Family urges Shorewood to tighten vicious dog ordinances
A Shorewood family urged officials to take a closer look at the Village’s ordinances regulating vicious dogs during a Nov. 28 regular meeting of the Shorewood Village Board of Trustees.
Residents Rick and Karen Strysik, joined by their grandchildren and other relatives, took time to provide an update on their dog, Sydney, who became the subject of a pit bull attack the evening of Nov. 20.
“My dog had severe injuries from the bite and being shaken,” Rick said.
Since that time, the Strysik family has been in contact with the Village and Shorewood Police.
“We went to the police station to file a report,” Karen said. “The dog would remain in our neighbor’s home until an investigation was completed.”
On Nov. 23, Sydney died.
“In order to prevent this horrific killing from happening to another pet or child, we are here tonight to ask the board to review the Village of Shorewood’s process and procedures,” Karen said. “We loved our dog Sydney.”
Karen and Rick’s grandchildren held up board, which was affixed with some pictures of Sydney, in front of those in attendance for the Village Board meeting.
“To my knowledge and that comes straight from the Chief of Police, the dog is now out of Shorewood,” Mayor Rick Chapman said. “It’s not a danger to anybody in the Village.
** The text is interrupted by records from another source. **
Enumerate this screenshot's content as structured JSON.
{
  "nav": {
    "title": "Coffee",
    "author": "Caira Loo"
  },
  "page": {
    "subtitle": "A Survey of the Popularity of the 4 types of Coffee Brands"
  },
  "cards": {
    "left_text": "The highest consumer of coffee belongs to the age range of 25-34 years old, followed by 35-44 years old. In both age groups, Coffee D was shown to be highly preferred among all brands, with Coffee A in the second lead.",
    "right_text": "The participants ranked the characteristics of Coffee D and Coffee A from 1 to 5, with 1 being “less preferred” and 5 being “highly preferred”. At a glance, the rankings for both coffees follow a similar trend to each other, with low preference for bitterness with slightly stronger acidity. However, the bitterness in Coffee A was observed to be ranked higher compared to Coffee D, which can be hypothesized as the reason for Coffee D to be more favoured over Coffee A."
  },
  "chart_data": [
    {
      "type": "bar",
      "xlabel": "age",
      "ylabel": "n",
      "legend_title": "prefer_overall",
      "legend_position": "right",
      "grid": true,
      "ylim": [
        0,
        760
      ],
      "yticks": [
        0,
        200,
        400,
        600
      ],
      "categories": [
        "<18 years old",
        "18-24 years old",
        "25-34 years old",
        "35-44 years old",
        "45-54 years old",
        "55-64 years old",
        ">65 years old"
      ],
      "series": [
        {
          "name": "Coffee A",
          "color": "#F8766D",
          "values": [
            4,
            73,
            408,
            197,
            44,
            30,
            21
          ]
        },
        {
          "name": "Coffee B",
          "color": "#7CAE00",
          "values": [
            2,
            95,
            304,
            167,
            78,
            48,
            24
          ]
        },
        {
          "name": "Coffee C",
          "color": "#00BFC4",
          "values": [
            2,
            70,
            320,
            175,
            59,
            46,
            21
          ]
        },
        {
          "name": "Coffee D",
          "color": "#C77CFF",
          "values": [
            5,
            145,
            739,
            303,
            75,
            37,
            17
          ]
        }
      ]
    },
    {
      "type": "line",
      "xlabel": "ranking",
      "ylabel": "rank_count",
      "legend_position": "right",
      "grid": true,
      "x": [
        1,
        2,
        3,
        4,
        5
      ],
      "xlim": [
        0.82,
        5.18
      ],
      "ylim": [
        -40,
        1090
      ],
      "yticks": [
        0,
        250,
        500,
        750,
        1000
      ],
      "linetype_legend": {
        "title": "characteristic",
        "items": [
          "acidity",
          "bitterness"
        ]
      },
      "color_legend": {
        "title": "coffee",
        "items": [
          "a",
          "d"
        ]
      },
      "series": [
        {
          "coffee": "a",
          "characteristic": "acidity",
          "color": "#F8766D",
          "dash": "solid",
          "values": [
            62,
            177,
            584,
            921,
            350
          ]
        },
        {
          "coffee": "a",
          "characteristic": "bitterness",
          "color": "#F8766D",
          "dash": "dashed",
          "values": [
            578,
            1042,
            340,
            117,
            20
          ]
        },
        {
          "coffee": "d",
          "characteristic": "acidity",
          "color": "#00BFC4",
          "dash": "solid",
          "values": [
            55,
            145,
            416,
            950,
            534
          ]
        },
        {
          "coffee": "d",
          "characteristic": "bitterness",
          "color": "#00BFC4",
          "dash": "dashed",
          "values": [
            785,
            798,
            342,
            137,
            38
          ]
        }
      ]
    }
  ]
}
The dog will be tracked where it went, and a report will be sent to that community to tell them Shorewood has labeled it a vicious dog.”
Current ordinances give the Village some authority to address the matter.
Chapman stressed that if at any point the Strysik family spots that dog in or around their neighbor’s home, they are encouraged to contact Shorewood Police. The department would impound the dog and have it euthanized.
To further address the issue, Village is looking to form a group made up by two trustees and a member of legal staff to review and adjust the ordinances regulating vicious dogs.
“I’m going to ask Mr. Anderson to head this group of, and as quickly as we can try to put together an ordinance to come before the board,” Chapman said.
Hike in water, sewer rates approved
Also at the meeting, the Board of Trustees amended a policy outlining the Village’s water and sewer rates.
The water fee, as presented, will increase from $3.47 to $3.88 per 1,000 gallons, whereas the charges assessed for sewer use will jump from $11.98 to $12.55 per 1,000 gallons.
“These rates come from the water and sewer rates study that we conducted with Ehler’s Financial,” Finance Director Anne Burkholder said. “Those results were presented at our Committee of Whole meeting in September.”
Shorewood officials last reviewed water and sewer rate increases at their Nov. 14 meeting.
Chapman directed Village staff to find a way to lessen the resulting impact on seniors just as the Village of Minooka had.
Chapman stressed that Village Board approval has to occur and said the good news is access to Lake Michigan water is on the horizon.
In a 6-0 vote, Shorewood officials amended the Village’s policy outlining its water and sewer rates.